On August 12, 2020, in connection with the employment agreement entered into with Robert N. Weingarten, Mr. Weingarten was granted options for 58,333 shares of the Company’s common stock. The options can be exercised on a cashless basis. The options have a term of five years and an exercise price of $7.14 per share, which was equal to the closing price of the Company’s common stock on the grant date. The options vested as to 25% on August 12, 2020, and will vest 25% on each of the first, second and third anniversaries of the grant date. The fair value of these stock options, as calculated pursuant to the Black-Scholes option-pricing model, was determined to be $400,855 ($6.8718 per share), of which $100,214 was attributable to the stock options fully-vested on August 12, 2020 and was therefore charged to operations on that date.
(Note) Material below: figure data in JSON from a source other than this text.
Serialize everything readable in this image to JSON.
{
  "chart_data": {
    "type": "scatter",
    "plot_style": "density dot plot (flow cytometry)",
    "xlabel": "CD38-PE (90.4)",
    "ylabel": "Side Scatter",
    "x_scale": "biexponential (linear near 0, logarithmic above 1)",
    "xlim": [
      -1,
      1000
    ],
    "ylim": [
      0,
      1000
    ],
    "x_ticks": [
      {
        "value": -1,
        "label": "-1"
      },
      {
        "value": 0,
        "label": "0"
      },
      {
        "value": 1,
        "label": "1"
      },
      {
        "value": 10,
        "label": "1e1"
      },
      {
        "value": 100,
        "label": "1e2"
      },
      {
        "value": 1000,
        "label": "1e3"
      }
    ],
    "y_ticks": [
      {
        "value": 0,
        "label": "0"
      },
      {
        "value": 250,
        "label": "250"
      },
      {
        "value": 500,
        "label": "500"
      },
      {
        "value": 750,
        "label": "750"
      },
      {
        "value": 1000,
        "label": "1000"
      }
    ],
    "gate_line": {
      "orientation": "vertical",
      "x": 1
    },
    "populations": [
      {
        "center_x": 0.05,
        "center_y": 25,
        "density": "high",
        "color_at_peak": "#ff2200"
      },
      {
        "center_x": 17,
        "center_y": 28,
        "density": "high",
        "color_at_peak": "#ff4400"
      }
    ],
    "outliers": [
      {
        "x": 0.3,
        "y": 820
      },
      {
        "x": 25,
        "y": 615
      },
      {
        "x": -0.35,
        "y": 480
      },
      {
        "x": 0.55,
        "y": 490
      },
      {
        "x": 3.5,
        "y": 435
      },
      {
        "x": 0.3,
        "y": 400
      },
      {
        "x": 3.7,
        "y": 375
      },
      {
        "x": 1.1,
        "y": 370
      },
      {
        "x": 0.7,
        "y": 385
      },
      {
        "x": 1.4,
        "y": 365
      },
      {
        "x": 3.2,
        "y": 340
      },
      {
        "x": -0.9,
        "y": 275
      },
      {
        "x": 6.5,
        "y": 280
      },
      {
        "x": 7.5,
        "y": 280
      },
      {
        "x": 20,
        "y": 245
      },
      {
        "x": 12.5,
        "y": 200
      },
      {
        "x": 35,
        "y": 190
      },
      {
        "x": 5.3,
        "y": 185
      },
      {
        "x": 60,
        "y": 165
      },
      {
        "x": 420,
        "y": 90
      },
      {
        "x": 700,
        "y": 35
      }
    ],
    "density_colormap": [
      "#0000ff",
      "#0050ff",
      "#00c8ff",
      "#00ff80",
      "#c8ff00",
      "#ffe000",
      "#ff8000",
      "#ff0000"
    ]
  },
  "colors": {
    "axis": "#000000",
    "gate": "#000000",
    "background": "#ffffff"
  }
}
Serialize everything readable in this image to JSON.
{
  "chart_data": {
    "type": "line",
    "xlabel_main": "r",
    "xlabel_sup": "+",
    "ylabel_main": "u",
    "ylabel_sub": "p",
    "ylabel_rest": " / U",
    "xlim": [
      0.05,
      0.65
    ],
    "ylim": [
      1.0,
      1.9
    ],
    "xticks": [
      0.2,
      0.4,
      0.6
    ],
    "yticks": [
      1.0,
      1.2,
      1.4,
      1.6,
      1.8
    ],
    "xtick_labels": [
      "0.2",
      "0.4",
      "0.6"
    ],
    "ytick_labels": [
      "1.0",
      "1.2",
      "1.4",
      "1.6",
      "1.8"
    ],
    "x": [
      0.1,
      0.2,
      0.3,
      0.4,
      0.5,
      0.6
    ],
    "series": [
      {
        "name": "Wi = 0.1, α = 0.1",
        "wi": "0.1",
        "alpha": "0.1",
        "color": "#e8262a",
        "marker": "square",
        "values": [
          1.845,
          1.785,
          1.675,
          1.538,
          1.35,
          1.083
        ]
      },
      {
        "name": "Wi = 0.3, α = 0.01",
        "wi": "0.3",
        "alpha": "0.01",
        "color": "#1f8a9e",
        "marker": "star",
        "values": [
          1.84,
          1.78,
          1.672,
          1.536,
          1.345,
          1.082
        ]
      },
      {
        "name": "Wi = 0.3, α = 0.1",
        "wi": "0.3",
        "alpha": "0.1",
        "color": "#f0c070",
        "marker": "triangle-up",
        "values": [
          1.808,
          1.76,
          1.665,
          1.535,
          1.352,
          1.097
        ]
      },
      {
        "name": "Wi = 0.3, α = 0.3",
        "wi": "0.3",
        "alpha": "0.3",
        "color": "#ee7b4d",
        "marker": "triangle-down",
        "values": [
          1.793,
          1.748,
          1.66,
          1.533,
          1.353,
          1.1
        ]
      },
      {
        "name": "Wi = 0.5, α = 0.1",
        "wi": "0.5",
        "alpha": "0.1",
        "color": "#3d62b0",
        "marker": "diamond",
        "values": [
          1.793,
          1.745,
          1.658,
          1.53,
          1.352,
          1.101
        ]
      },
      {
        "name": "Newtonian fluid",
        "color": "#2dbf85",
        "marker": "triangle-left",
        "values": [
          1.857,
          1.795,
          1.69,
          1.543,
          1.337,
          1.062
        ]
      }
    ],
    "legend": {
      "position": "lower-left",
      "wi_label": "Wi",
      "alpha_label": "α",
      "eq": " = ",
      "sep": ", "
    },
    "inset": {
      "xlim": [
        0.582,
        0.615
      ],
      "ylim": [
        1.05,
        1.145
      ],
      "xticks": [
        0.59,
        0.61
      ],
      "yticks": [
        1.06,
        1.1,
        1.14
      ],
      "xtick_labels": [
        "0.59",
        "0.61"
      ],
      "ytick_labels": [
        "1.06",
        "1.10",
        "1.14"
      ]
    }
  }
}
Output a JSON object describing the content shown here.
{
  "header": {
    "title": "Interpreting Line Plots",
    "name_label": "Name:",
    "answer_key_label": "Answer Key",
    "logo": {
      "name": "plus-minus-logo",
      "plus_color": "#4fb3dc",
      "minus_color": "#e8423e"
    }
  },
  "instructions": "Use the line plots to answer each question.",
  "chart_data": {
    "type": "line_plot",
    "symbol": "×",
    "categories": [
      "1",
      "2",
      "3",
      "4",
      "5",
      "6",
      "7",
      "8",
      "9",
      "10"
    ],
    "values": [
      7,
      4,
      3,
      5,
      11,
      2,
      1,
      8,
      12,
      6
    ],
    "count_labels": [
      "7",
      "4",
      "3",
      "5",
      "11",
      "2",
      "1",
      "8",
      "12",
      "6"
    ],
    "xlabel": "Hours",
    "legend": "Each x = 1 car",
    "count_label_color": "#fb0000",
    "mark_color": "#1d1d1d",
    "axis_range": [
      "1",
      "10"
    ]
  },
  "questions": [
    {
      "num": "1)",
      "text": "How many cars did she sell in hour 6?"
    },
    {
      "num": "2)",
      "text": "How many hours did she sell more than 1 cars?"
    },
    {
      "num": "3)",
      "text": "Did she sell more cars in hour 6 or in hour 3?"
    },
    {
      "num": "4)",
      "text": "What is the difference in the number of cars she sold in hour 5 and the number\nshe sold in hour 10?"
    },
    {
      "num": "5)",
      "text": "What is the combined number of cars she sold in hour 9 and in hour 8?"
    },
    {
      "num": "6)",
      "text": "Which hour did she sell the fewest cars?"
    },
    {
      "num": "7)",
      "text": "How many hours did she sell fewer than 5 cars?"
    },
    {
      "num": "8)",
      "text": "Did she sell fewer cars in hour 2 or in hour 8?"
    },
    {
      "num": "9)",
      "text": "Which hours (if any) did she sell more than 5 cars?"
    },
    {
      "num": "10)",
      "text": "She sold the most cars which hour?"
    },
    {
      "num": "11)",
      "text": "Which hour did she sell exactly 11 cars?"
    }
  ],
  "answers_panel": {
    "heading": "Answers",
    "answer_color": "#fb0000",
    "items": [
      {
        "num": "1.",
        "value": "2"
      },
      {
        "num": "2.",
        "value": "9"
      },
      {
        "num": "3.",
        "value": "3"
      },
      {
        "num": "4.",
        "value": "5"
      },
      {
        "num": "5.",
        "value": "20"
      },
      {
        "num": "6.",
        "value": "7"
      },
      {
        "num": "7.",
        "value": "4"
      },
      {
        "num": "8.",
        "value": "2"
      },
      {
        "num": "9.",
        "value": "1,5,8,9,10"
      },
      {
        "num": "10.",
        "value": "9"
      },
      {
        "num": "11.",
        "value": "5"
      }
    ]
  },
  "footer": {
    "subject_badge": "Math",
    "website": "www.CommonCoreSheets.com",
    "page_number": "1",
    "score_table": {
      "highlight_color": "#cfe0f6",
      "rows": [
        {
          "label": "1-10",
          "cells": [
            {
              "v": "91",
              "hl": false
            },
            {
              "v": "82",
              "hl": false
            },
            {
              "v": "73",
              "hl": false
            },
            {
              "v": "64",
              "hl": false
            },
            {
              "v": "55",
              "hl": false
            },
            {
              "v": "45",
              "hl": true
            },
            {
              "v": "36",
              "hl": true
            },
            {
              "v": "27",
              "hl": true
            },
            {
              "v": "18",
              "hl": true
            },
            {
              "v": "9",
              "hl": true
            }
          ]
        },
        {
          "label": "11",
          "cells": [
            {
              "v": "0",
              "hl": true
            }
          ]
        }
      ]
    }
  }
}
The remaining unvested portion of the fair value of the stock options will be charged to operations ratably from August 12, 2020 through August 12, 2023. During the year ended December 31, 2020, the Company recorded a charge to general and administrative costs in the consolidated statement of operations of $138,926 with respect to these stock options.

 

On December 21, 2020, the Company entered into a services agreement with IRTH Communications, LLC and agreed to issue 27,420 shares of common stock, fully vested upon issuance, with a grant date fair value of $100,000 ($3.65 per share), which was charged to general and administrative costs in the consolidated statement of operations at December 31, 2020 (see Note 7).

 

A summary of stock-based compensation costs for the years ended December 31, 2020 and 2019 is as follows:

 

   

Years Ended

December 31,

 
    2020     2019  
             
Related parties   $ 480,634     $ 314,631  
Non-related parties     770,715       434,024  
Total stock-based compensation costs   $ 1,251,349     $ 748,655  

 

 A summary of stock option activity, including options issued in the form of warrants, during the years ended December 31, 2020 and 2019 is presented below.

 

    Number of Shares    

Weighted Average

Exercise

Price

    Weighted Average Remaining Contractual Life (in Years)  
                   
Stock options outstanding at December 31, 2018     1,291,667     $ 3.498          
Granted     133,333       6.228          
Exercised                    
Expired     (116,667 )     1.926          
Stock options outstanding at December 31, 2019     1,308,333       3.648          
Granted     200,000       7.140          
Exercised                    
Expired     (33,333 )     3.000          
Stock options outstanding at December 31, 2020     1,475,000     $ 4.136       3.09  
                         
Stock options exercisable at December 31, 2019     1,308,333     $ 3.648          
Stock options exercisable at December 31, 2020     1,325,000     $ 3.796       2.92  

 

Total deferred compensation expense for the outstanding value of unvested stock options was approximately $894,000 at December 31, 2020, which will be recognized subsequent to December 31, 2020 over a weighted-average period of approximately thirty-one months.

 

The exercise prices of common stock options outstanding and exercisable, including options issued in the form of warrants, at December 31, 2020 are as follows:

 

Exercise

Prices

   

Options

Outstanding (Shares)

   

Options

Exercisable (Shares)

 
               
$ 0.720       75,000       75,000  
$ 0.900       50,000       50,000  
$ 0.960       33,333       33,333  
$ 1.200       83,333       83,333  
$ 1.680       66,667       66,667  
$ 3.000       666,667       666,667  
$ 6.000       166,667       166,667  
$ 6.600       50,000       50,000  
$ 7.140       200,000       50,000  
$ 12.000       83,333       83,333  
          1,475,000       1,325,000  

 

The intrinsic value of exercisable but unexercised in-the-money stock options at December 31, 2020 was approximately $747,750, based on a fair market value of $3.17 per share on December 31, 2020.

 

Outstanding stock options to acquire 150,000 shares of the Company’s common stock had not vested at December 31, 2020.

  

The Company expects to satisfy such stock obligations through the issuance of authorized but unissued shares of common stock.